As I’m usually the one on the late night beat around here, and Samantha Bee, Stephen Colbert, and Seth Meyers all seemed to have taken the week off without telling me (dicks), it’s fallen on Jimmy Kimmel to supply me with interesting enough segments that I don’t have to create a post full cloth. And, by god, James Percival Kimmel did not disappoint.
Dead. On. Balls. Accurate.
What Mr. Kimmel overlooked addressing is the reality of the situation if Emma Stone had said yes. Consider:
— Emma Stone just went to the Oscars. Where she won an Oscar. Your prom will, with absolute certainty, be underwhelming.
— You know how prom is supposed to be the “best night of your life”? Nope, this just became the “Emma Stone Show.” Everyone at that prom, including the teachers, is going to try to talk to her.

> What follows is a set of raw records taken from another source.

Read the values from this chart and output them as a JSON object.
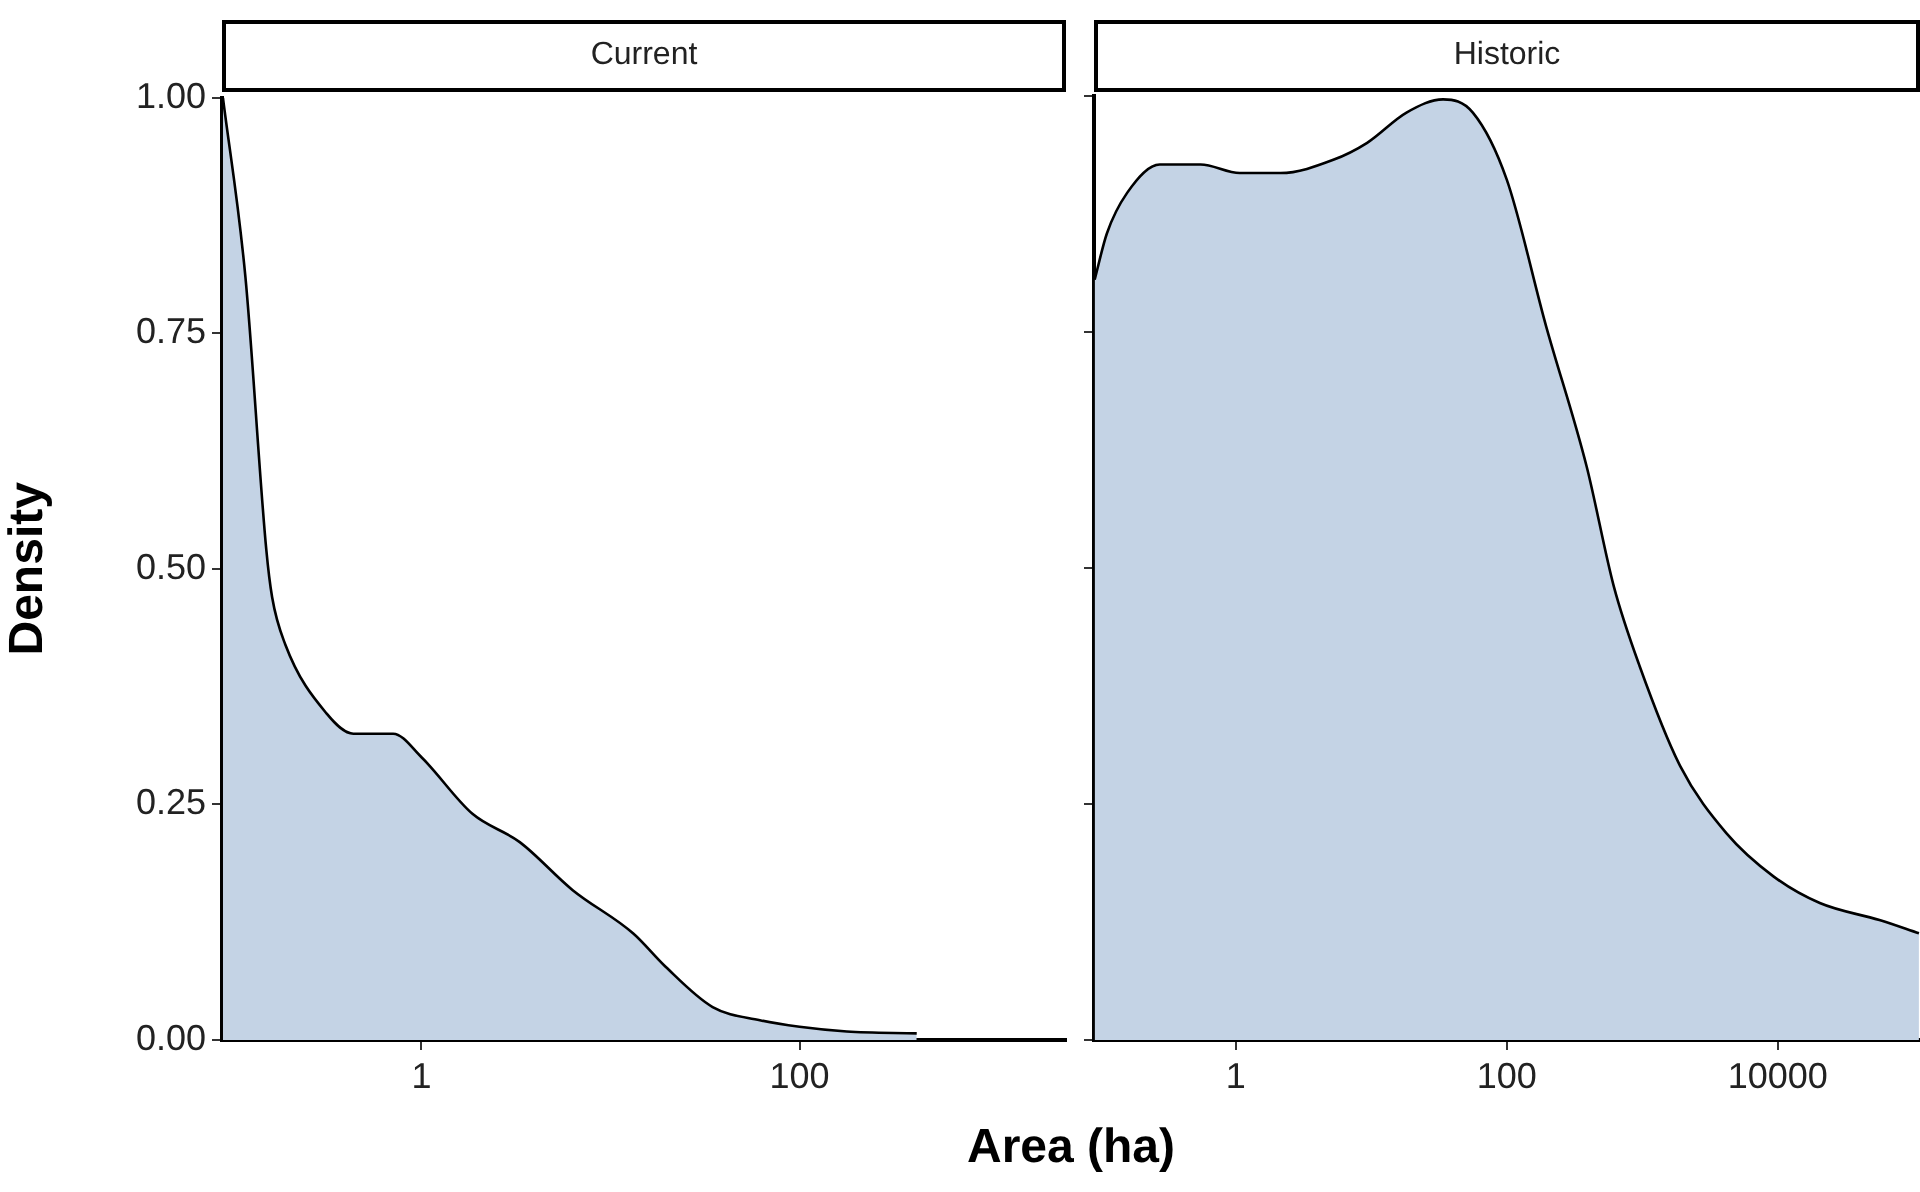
{
  "chart_data": [
    {
      "type": "area",
      "title": "Current",
      "ylabel": "Density",
      "xlabel": "Area (ha)",
      "log": "x",
      "grid": false,
      "legend": false,
      "xlim": [
        0.088,
        2570
      ],
      "xticks": [
        1,
        100
      ],
      "ylim": [
        0,
        1
      ],
      "yticks": [
        {
          "value": 0,
          "label": "0.00"
        },
        {
          "value": 0.25,
          "label": "0.25"
        },
        {
          "value": 0.5,
          "label": "0.50"
        },
        {
          "value": 0.75,
          "label": "0.75"
        },
        {
          "value": 1,
          "label": "1.00"
        }
      ],
      "series": [
        {
          "color": "#c4d3e5",
          "x": [
            0.089,
            0.117,
            0.151,
            0.162,
            0.19,
            0.316,
            0.436,
            0.708,
            1,
            1.86,
            3.31,
            6.31,
            13.2,
            19.5,
            34.7,
            61.7,
            100,
            178,
            417
          ],
          "values": [
            1.0,
            0.81,
            0.52,
            0.47,
            0.42,
            0.346,
            0.325,
            0.325,
            0.3,
            0.24,
            0.21,
            0.159,
            0.113,
            0.078,
            0.035,
            0.021,
            0.014,
            0.009,
            0.007
          ]
        }
      ]
    },
    {
      "type": "area",
      "title": "Historic",
      "log": "x",
      "grid": false,
      "legend": false,
      "tick_labels": "x",
      "xlim": [
        0.09,
        112000
      ],
      "xticks": [
        1,
        100,
        10000
      ],
      "ylim": [
        0,
        1
      ],
      "yticks": [
        0,
        0.25,
        0.5,
        0.75,
        1
      ],
      "series": [
        {
          "color": "#c4d3e5",
          "x": [
            0.091,
            0.112,
            0.158,
            0.275,
            0.55,
            1.07,
            2.14,
            5.25,
            9.33,
            18.2,
            33.9,
            56.2,
            100,
            195,
            389,
            617,
            955,
            1905,
            4169,
            9333,
            20417,
            56234,
            110000
          ],
          "values": [
            0.805,
            0.854,
            0.897,
            0.927,
            0.927,
            0.918,
            0.918,
            0.932,
            0.95,
            0.982,
            0.996,
            0.982,
            0.911,
            0.756,
            0.607,
            0.48,
            0.396,
            0.29,
            0.219,
            0.173,
            0.145,
            0.127,
            0.113
          ]
        }
      ]
    }
  ]
}
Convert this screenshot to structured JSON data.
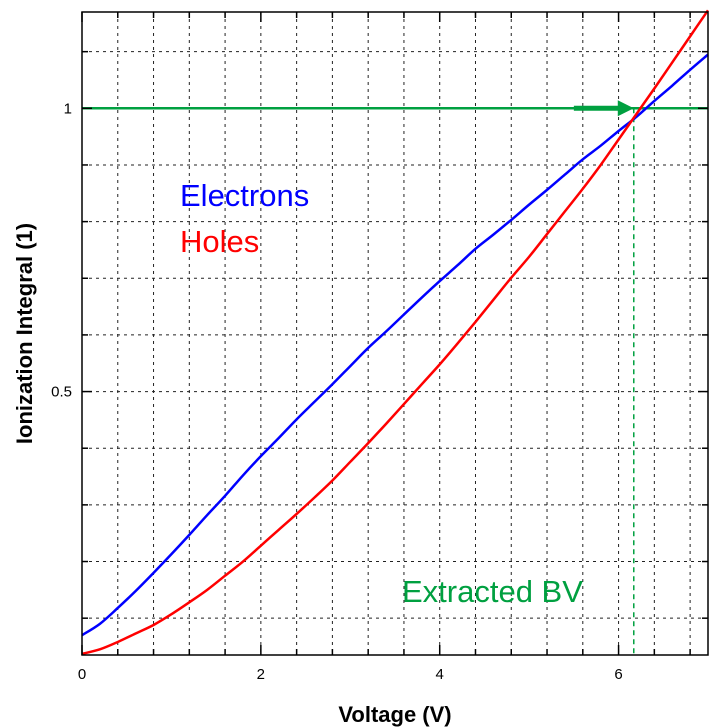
{
  "chart_data": {
    "type": "line",
    "title": "",
    "xlabel": "Voltage (V)",
    "ylabel": "Ionization Integral (1)",
    "xlim": [
      0,
      7
    ],
    "ylim": [
      0.035,
      1.17
    ],
    "grid": true,
    "x_ticks": [
      0,
      2,
      4,
      6
    ],
    "x_tick_labels": [
      "0",
      "2",
      "4",
      "6"
    ],
    "y_ticks": [
      0.5,
      1
    ],
    "y_tick_labels": [
      "0.5",
      "1"
    ],
    "legend": {
      "placement": "upper-left",
      "entries": [
        "Electrons",
        "Holes"
      ]
    },
    "series": [
      {
        "name": "Electrons",
        "color": "#0000ff",
        "x": [
          0,
          0.2,
          0.4,
          0.6,
          0.8,
          1.0,
          1.2,
          1.4,
          1.6,
          1.8,
          2.0,
          2.2,
          2.4,
          2.6,
          2.8,
          3.0,
          3.2,
          3.4,
          3.6,
          3.8,
          4.0,
          4.2,
          4.4,
          4.6,
          4.8,
          5.0,
          5.2,
          5.4,
          5.6,
          5.8,
          6.0,
          6.2,
          6.4,
          6.6,
          6.8,
          7.0
        ],
        "values": [
          0.07,
          0.09,
          0.118,
          0.148,
          0.18,
          0.213,
          0.247,
          0.282,
          0.316,
          0.352,
          0.386,
          0.418,
          0.451,
          0.482,
          0.513,
          0.545,
          0.577,
          0.606,
          0.636,
          0.666,
          0.695,
          0.723,
          0.752,
          0.777,
          0.803,
          0.83,
          0.856,
          0.883,
          0.91,
          0.934,
          0.96,
          0.985,
          1.013,
          1.04,
          1.068,
          1.095
        ]
      },
      {
        "name": "Holes",
        "color": "#ff0000",
        "x": [
          0,
          0.2,
          0.4,
          0.6,
          0.8,
          1.0,
          1.2,
          1.4,
          1.6,
          1.8,
          2.0,
          2.2,
          2.4,
          2.6,
          2.8,
          3.0,
          3.2,
          3.4,
          3.6,
          3.8,
          4.0,
          4.2,
          4.4,
          4.6,
          4.8,
          5.0,
          5.2,
          5.4,
          5.6,
          5.8,
          6.0,
          6.2,
          6.4,
          6.6,
          6.8,
          7.0
        ],
        "values": [
          0.037,
          0.045,
          0.058,
          0.073,
          0.088,
          0.107,
          0.128,
          0.15,
          0.175,
          0.2,
          0.228,
          0.256,
          0.284,
          0.313,
          0.343,
          0.376,
          0.409,
          0.443,
          0.478,
          0.513,
          0.548,
          0.585,
          0.623,
          0.662,
          0.701,
          0.738,
          0.778,
          0.818,
          0.858,
          0.9,
          0.945,
          0.99,
          1.035,
          1.081,
          1.127,
          1.173
        ]
      }
    ],
    "reference_lines": [
      {
        "orientation": "horizontal",
        "value": 1,
        "color": "#00a040"
      },
      {
        "orientation": "vertical",
        "value": 6.17,
        "color": "#00a040",
        "dashed": true
      }
    ],
    "annotations": [
      {
        "text": "Extracted BV",
        "color": "#00a040",
        "x": 4.2,
        "y": 0.12
      },
      {
        "type": "arrow",
        "color": "#00a040",
        "from": [
          5.5,
          1.0
        ],
        "to": [
          6.17,
          1.0
        ]
      }
    ]
  }
}
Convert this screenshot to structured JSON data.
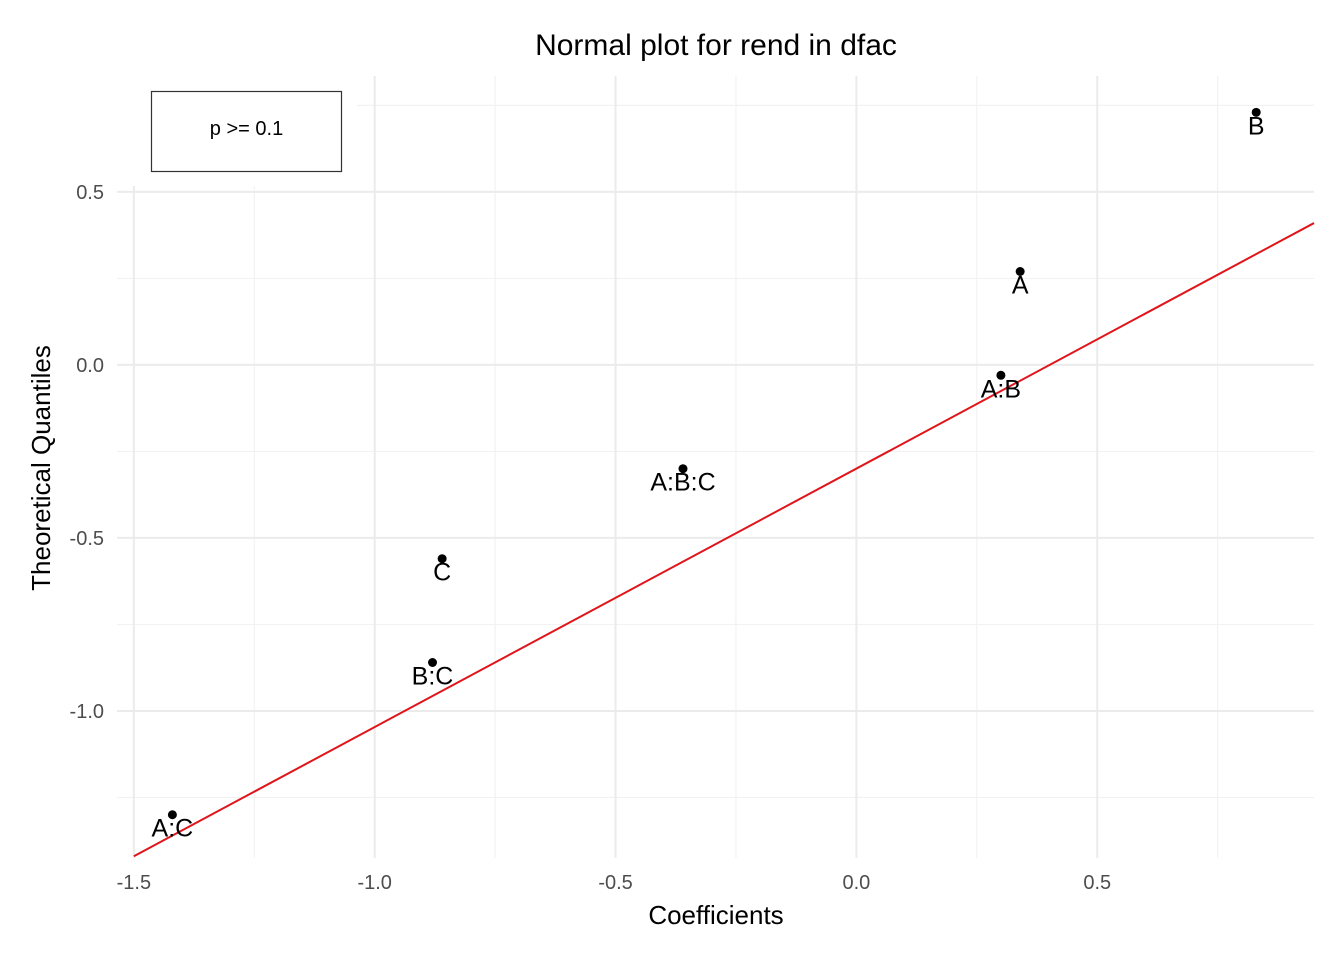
{
  "chart_data": {
    "type": "scatter",
    "title": "Normal plot for rend in dfac",
    "xlabel": "Coefficients",
    "ylabel": "Theoretical Quantiles",
    "xlim": [
      -1.535,
      0.95
    ],
    "ylim": [
      -1.425,
      0.835
    ],
    "x_ticks": [
      -1.5,
      -1.0,
      -0.5,
      0.0,
      0.5
    ],
    "x_tick_labels": [
      "-1.5",
      "-1.0",
      "-0.5",
      "0.0",
      "0.5"
    ],
    "y_ticks": [
      -1.0,
      -0.5,
      0.0,
      0.5
    ],
    "y_tick_labels": [
      "-1.0",
      "-0.5",
      "0.0",
      "0.5"
    ],
    "grid": true,
    "legend": {
      "placement": "top-left",
      "entries": [
        "p >= 0.1"
      ]
    },
    "points": [
      {
        "label": "A:C",
        "x": -1.42,
        "y": -1.3
      },
      {
        "label": "B:C",
        "x": -0.88,
        "y": -0.86
      },
      {
        "label": "C",
        "x": -0.86,
        "y": -0.56
      },
      {
        "label": "A:B:C",
        "x": -0.36,
        "y": -0.3
      },
      {
        "label": "A:B",
        "x": 0.3,
        "y": -0.03
      },
      {
        "label": "A",
        "x": 0.34,
        "y": 0.27
      },
      {
        "label": "B",
        "x": 0.83,
        "y": 0.73
      }
    ],
    "reference_line": {
      "color": "#e0151b",
      "points": [
        [
          -1.5,
          -1.42
        ],
        [
          0.95,
          0.41
        ]
      ]
    },
    "point_color": "#000000"
  }
}
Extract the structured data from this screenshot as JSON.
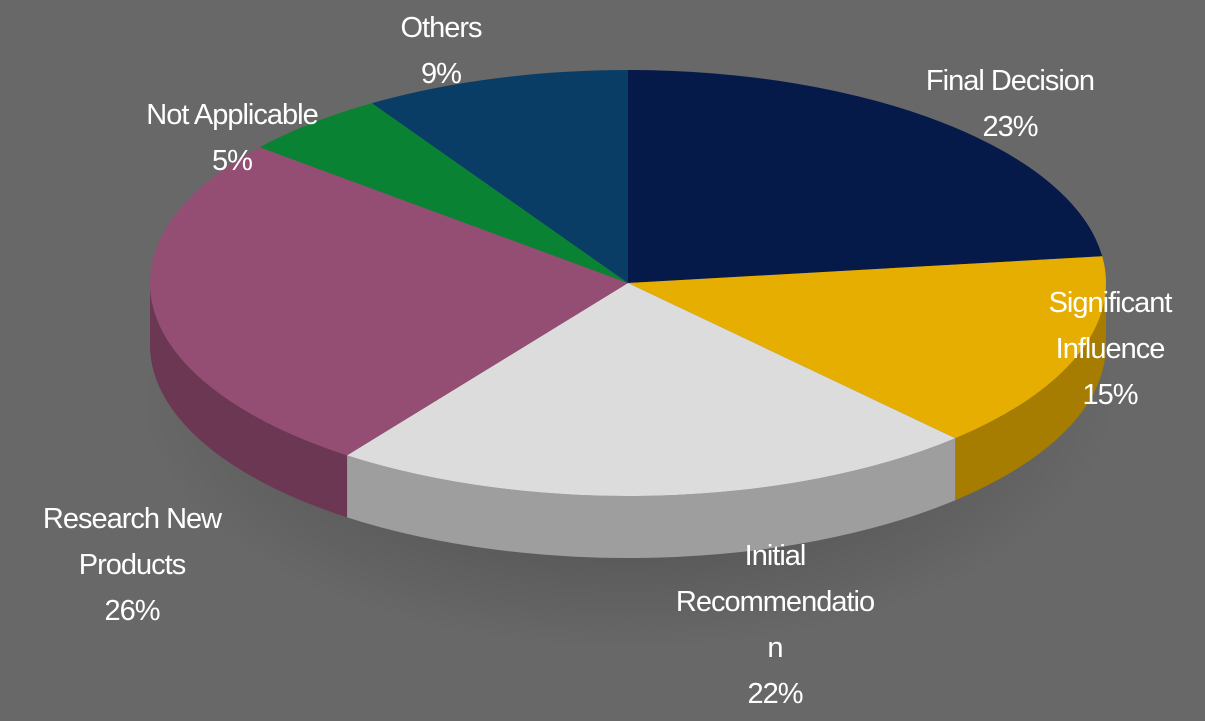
{
  "chart_data": {
    "type": "pie",
    "title": "",
    "style": "3d-tilted",
    "slices": [
      {
        "label_lines": [
          "Final Decision"
        ],
        "value_label": "23%",
        "value": 23,
        "color": "#061a4a"
      },
      {
        "label_lines": [
          "Significant",
          "Influence"
        ],
        "value_label": "15%",
        "value": 15,
        "color": "#e6ae00"
      },
      {
        "label_lines": [
          "Initial",
          "Recommendatio",
          "n"
        ],
        "value_label": "22%",
        "value": 22,
        "color": "#dcdcdc"
      },
      {
        "label_lines": [
          "Research New",
          "Products"
        ],
        "value_label": "26%",
        "value": 26,
        "color": "#944d73"
      },
      {
        "label_lines": [
          "Not Applicable"
        ],
        "value_label": "5%",
        "value": 5,
        "color": "#0a8233"
      },
      {
        "label_lines": [
          "Others"
        ],
        "value_label": "9%",
        "value": 9,
        "color": "#0a3d66"
      }
    ]
  }
}
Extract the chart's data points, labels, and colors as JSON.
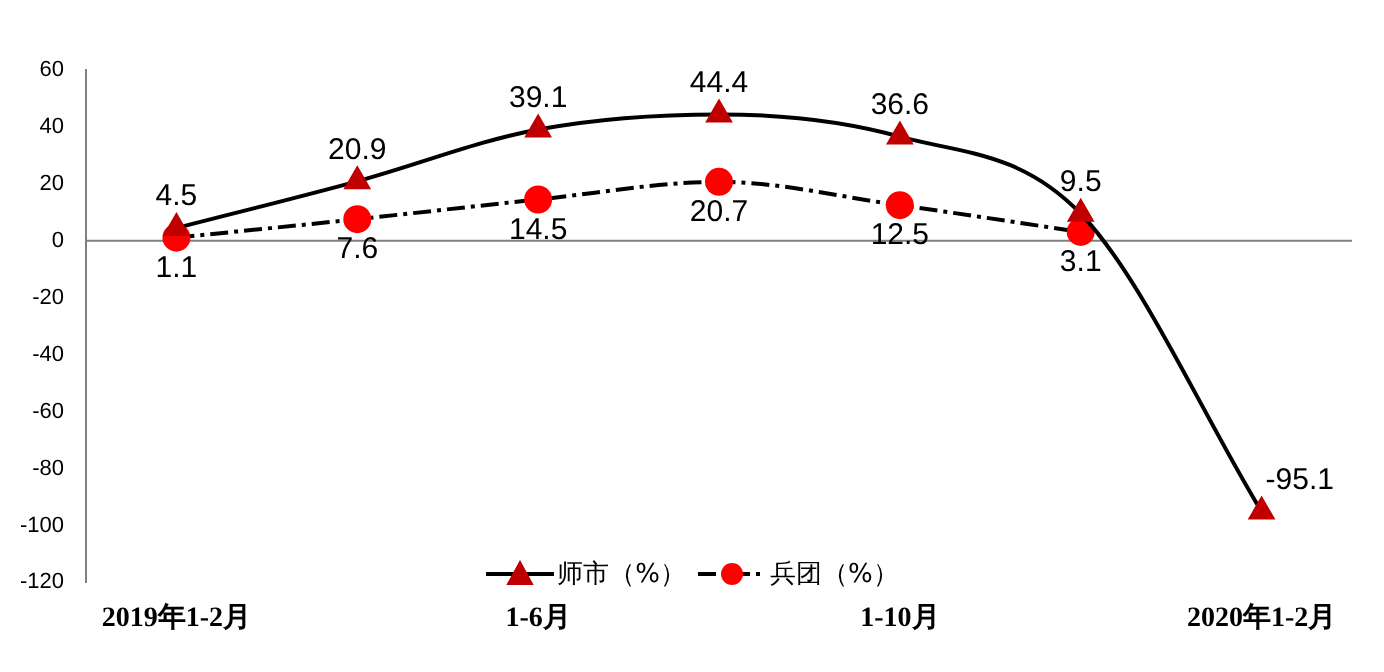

— Which might actually be a good thing because Emma Stone is a stranger to you, Young Mr. Gosling Hopeful. You basically just asked to sign onto five or six hours of awkward small talk with an adult. That’s what you tried really hard for.
— Also, on the real, I understand that there’s a slight difference due to celebrity and fan service, but this move is just a step above buying a giant bouquet of flowers for the woman you see on the train each day who definitely doesn’t know you. Using a grand gesture to introduce yourself to someone is creepy and weird, and needs to be discouraged at every level.
So don’t do this. Stop asking celebrities to any and all dances, balls, galas or banquets. Go with someone you know. Or better yet go with a group of someones you know since you’ll end up spending most of the night dicking around with them anyway. But leave Emma Stone out of it.